Les Indiana Pacers ont brillé lors de la saison régulière 2024-2025 avec un bilan de 47-35. Classés 6e de la Conférence Est, ils ont affiché une attaque puissante avec un offensive rating de 121,0, deuxième meilleure de la NBA.

En playoffs, les Pacers ont surpris en éliminant Milwaukee (4-2) puis New York (4-3). Contre les Bucks, Pascal Siakam a dominé avec 37 points dans le Game 2. Face aux Knicks, Tyrese Haliburton a inscrit 34 points dans le Game 2. Les Pacers ont remporté la finale de conférence contre New York en 6 matchs. Le Game 6 s’est soldé par une victoire écrasante 125-108. Cette qualification pour les finales NBA marque un moment important, 24 ans après leur dernière apparition. L’exploit a déclenché l’engouement de la communauté. Myles Turner souligne : « Nous n’abandonnons pas dans cette ville ». L’équipe a persévéré malgré un départ difficile (10-15).

Pacers titre NBA historique ?

Les Indiana Pacers n’ont jamais remporté de championnat NBA. En 2000, ils ont été champions de la Conférence Est de la NBA, atteignant la finale NBA où ils ont perdu contre les Los Angeles Lakers.
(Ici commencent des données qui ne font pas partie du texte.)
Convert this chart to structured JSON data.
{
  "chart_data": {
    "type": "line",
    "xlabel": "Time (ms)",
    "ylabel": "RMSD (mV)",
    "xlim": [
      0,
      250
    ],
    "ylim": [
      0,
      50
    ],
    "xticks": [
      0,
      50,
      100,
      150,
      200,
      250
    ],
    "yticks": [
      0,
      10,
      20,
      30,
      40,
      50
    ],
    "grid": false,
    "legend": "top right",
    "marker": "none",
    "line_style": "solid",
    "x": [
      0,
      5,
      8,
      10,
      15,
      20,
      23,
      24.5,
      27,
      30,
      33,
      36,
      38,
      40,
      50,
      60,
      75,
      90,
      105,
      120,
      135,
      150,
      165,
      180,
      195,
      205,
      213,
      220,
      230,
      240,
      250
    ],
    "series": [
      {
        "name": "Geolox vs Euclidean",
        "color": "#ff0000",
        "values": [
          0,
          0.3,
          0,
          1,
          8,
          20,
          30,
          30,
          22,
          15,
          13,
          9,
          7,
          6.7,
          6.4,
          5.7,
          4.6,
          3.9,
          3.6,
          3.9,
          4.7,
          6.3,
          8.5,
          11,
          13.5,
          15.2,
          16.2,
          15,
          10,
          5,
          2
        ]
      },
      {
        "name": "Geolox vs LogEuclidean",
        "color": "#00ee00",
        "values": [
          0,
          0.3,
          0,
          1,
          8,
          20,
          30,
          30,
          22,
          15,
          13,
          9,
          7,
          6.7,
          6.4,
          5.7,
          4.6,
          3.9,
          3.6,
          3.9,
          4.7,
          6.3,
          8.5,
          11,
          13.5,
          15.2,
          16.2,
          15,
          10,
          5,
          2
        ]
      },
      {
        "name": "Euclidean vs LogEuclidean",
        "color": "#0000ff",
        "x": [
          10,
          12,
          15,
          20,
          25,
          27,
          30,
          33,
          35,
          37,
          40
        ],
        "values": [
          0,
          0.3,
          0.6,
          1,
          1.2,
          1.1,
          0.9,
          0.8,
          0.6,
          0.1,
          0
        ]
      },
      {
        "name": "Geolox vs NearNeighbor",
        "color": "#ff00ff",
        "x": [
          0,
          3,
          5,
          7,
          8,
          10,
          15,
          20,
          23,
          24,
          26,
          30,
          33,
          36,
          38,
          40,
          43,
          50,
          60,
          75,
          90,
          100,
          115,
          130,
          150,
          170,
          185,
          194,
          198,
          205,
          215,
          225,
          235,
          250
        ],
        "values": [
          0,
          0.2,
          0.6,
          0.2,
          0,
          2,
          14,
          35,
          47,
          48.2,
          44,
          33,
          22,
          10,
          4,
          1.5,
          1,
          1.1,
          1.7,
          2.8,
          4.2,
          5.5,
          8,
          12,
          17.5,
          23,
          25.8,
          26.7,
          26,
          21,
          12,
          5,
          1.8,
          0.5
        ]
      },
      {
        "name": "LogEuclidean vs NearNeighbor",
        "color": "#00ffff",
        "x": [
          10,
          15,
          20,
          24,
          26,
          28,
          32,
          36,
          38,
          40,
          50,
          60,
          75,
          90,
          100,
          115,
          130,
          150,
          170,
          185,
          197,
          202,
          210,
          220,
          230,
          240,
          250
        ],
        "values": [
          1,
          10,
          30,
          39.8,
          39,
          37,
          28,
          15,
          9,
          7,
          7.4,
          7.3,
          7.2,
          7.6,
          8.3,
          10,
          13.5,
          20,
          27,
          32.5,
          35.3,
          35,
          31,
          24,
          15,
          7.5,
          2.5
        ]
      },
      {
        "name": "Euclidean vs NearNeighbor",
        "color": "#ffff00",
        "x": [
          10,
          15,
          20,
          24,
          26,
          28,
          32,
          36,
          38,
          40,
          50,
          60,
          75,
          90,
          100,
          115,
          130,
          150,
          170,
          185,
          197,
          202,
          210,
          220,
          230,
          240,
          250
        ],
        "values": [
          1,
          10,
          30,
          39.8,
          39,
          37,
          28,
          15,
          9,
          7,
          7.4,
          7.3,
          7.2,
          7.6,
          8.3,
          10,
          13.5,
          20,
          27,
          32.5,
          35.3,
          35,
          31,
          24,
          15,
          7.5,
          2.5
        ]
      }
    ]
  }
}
En s'imposant dimanche sur le parquet du Thunder, lors du Game 7, la formation de l'Indiana rentrerait dans l'histoire. Les Pacers pourraient donc faire mieux que les Californiens, ou encore les Mavs de 2011 (+2000), les Raptors de 2019 (+1850) ou les Pistons de 2004 (+1500). Malgré leur défaite dans le match 6, les joueurs d'OKC restent malgré tout favoris pour l'emporter dimanche. « Je crois que c’est la première finale où je vais plus me souvenir du vaincu que du vainqueur », disait Bill Simmons dans la foulée du Game 7 remporté par le Oklahoma City Thunder contre les Indiana Pacers. Un sentiment partagé par une partie des passionnés de basket. Au yeux d’une fraction du public, ce titre, qui sera peut-être le premier d’une série pour Shai Gilgeous-Alexander et ses jeunes coéquipiers, est d’abord représenté par… la campagne de playoffs fantastique d’Indiana.

Conclusion

Des triomphes en ABA aux retrouvailles avec la finale NBA en 2024, Indiana Pacers incarne la renaissance. Haliburton et Siakam redéfinissent une ère, récompensant les supporters. Les Pacers ont confirmé tout en créant, paradoxalement, à nouveau la surprise. Alors, oui, aussi, comme en 2024, ils ont profité des blessures de leurs adversaires. Les joueurs de Rick Carlisle étaient considérés comme underdogs lors de 17 des 23 matches de playoffs qu’ils ont disputé. Au final, tous les dix ans ou presque, une équipe créé la surprise. Ça aurait pu être eux. Malgré la défaite, quel plaisir ce fut de suivre un groupe aussi soudé, avec autant de cœur, de courage, avec un style si particulier. Quel collectif ! L'histoire des Pacers est une saga de hauts et de bas, de légendes et de défis. La quête du titre NBA continue, portée par une nouvelle génération de joueurs talentueux et un esprit d'équipe indomptable.